The most superficial part is that the icon has changed, from the red star on white background, to a black and blue icon.  The previous app guided you through workouts, based on your goals, age, and the results of your fitness test, with reassuring voiceovers by Tony Gonzales. Where is Tony Gonzalez now? I liked him. Anyway, with the new app, you choose one of two coaches, Lea or Adrian. I can’t tell if it makes much difference which coach you choose. My instinct was to choose the female coach, so I stretched my limits and picked the male coach.

The exercises are different now- I haven’t seen any of the “star skaters- it’s almost like an extreme version of the curtsy”  (you’ll laugh if you had been doing FitStar before the update!) but there are a lot of really challenging exercises. They are mostly well explained, though the design of the app has some kind of overlay on top of of the video that makes it occasionally hard to see. The exercises start immediately after the demonstration, mostly so fast that if you are new to the exercise, it is hard to get in position before they start. I usually miss the first exercise of the set, I’ve noticed, but I anticipate that this will improve as I become more familiar with the exercises.

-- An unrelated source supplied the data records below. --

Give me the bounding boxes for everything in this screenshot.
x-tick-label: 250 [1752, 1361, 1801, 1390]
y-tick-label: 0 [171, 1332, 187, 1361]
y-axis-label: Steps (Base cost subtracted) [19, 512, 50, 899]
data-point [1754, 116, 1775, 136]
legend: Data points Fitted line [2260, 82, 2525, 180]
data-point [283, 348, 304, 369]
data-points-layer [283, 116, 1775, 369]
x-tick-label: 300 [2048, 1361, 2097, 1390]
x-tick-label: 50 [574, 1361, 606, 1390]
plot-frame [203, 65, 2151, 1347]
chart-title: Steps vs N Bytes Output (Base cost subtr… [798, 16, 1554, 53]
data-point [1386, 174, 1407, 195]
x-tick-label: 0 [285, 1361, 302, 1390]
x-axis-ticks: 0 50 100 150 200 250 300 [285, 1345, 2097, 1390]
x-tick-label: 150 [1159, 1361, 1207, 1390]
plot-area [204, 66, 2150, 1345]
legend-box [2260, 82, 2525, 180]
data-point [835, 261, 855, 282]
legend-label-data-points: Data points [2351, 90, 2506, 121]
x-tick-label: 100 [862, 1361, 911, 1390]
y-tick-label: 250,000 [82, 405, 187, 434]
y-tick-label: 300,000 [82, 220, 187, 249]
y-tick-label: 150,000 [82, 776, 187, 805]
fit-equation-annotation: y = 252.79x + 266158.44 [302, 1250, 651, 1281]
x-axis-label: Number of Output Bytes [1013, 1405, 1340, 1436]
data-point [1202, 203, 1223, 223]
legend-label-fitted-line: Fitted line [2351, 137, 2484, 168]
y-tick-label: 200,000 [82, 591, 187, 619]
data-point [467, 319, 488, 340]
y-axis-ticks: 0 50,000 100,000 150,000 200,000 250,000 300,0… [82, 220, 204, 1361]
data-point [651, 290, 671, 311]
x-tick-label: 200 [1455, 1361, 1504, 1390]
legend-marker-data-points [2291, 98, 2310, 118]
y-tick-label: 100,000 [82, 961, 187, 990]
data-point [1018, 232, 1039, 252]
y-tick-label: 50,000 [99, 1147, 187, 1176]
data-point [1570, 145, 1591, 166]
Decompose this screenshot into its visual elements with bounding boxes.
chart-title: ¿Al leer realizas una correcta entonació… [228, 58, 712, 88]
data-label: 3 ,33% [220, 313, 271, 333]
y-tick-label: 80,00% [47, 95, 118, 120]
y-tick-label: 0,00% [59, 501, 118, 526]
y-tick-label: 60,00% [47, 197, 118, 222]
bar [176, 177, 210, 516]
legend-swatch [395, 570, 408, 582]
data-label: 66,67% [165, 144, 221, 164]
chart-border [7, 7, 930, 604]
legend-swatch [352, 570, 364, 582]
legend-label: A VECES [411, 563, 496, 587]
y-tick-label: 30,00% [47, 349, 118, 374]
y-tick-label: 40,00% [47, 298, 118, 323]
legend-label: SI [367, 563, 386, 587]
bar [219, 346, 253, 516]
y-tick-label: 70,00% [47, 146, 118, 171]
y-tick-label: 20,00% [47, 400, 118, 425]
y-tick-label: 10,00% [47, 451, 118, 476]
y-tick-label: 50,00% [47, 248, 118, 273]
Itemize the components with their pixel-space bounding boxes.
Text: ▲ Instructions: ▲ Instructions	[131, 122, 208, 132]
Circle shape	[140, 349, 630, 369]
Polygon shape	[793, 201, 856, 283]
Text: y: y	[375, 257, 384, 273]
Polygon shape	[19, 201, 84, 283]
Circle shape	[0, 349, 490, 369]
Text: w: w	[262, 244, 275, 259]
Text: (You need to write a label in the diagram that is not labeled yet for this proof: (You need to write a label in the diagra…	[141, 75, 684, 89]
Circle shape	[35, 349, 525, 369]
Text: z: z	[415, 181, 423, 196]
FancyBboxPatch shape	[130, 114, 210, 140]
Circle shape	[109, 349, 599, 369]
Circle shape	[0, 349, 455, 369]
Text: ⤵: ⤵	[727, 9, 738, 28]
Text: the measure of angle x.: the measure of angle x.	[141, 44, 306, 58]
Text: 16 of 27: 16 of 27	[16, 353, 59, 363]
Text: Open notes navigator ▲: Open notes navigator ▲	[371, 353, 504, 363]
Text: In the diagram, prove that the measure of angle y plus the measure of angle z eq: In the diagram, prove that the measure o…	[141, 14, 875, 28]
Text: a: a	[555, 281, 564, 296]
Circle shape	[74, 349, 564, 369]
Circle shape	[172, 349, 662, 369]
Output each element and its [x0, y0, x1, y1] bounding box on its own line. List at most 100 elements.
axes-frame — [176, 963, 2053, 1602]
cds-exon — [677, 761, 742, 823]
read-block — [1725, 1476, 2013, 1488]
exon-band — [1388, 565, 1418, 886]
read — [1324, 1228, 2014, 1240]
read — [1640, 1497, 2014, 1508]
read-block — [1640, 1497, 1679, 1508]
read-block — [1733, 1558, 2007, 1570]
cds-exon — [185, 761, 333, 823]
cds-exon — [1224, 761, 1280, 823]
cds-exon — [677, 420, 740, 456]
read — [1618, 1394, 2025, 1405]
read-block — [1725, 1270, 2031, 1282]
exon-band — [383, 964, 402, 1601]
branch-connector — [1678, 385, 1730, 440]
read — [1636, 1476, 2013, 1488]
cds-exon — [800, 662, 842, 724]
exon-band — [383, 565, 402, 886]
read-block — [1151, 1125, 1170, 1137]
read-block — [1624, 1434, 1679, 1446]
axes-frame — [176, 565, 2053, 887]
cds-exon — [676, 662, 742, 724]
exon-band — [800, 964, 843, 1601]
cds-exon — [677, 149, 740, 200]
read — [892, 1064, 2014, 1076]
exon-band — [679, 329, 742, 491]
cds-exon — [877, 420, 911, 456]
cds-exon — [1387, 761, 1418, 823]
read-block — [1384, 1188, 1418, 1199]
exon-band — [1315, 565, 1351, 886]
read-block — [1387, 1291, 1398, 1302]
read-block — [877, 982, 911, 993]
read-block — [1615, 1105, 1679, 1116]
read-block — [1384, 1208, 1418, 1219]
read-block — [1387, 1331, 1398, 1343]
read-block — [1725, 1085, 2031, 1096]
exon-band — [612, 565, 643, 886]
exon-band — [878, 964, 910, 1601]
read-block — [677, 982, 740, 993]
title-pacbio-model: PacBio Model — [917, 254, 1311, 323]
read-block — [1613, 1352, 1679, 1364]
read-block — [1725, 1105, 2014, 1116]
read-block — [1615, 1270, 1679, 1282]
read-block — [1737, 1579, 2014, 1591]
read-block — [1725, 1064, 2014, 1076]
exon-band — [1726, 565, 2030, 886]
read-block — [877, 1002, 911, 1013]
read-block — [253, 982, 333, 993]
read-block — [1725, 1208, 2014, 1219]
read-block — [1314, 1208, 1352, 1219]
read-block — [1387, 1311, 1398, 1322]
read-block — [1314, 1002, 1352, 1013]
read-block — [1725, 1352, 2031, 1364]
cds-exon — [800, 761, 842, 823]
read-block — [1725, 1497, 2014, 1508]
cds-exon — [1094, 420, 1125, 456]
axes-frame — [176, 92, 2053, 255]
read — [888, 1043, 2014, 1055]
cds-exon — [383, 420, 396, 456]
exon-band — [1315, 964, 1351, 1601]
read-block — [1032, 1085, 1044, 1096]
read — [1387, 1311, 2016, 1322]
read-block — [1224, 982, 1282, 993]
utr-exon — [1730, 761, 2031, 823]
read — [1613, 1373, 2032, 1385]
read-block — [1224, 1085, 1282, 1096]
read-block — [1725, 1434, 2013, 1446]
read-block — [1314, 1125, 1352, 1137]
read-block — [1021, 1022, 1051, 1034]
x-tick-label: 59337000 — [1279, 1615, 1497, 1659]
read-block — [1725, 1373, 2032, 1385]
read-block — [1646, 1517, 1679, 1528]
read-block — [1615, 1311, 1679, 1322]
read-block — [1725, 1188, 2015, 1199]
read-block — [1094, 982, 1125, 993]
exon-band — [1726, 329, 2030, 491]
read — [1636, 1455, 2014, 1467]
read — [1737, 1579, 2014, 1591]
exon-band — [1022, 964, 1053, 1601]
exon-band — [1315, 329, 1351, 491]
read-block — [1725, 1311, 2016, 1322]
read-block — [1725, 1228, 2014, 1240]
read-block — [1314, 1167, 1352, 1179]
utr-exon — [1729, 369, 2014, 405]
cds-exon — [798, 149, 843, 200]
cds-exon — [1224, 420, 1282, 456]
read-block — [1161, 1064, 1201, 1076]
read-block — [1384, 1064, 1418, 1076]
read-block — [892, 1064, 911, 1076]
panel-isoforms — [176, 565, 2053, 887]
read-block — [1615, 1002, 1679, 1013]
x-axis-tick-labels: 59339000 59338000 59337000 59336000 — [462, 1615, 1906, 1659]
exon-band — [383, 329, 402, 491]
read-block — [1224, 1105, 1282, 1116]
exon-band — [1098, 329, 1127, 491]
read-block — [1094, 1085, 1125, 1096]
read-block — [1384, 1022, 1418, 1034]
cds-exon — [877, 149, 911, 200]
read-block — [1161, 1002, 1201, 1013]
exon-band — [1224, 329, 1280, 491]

I like that you can choose a more efficient or more challenging routine that day depending on your time and motivation- before, if you were in a program- “get lean” or “get strong” for instance, you were stuck doing exactly what the next routine in the series was. Some days, I feel like doing more, or have less time. I think this results in doing the routines more often, because if I have less time, I can do a shorter routine instead of skipping it altogether because I don’t have time for what the plan had intended for me.

The increased integration with FitBit now allows the app to adjust your workout depending on what you did with the Fitbit the day before- if it knows you pushed it on a long run, it might suggest something easier the next day. I don’t think this works if you’re not using a FitBit-I use an Apple Watch, for instance.

Speaking of Apple Watch, it has also dropped the apple watch app. Truth be told, I didn’t use the app that often, since it had limited functionality, but I did like how it could tell you how many of each exercise were supposed to be in the set. To make up for this, there’s a new option to add a “ticking” sound to each rep, so I just keep up with the sounds to get the right number of reps. This has the effect of making the routine more challenging as well, as I am doing the reps slower and using more muscle power on the negative, which is good.

I think the subscription cost has stayed the same- $7.99 per month. I think it’s a good value, especially right now, while I’m away from home for an extended period of time. When I get back home, where I can go to the gym before work, I’ll quit the subscription.

Overall, I think this has been a good change. It would be nice if it could give you the workout adjustment aspect if you’re not using a FitBit. It would also be nice if the Apple Watch app was reintroduced with more functionality, perhaps using it’s ability to measure heart rate. And give us Tony Gonzalez back!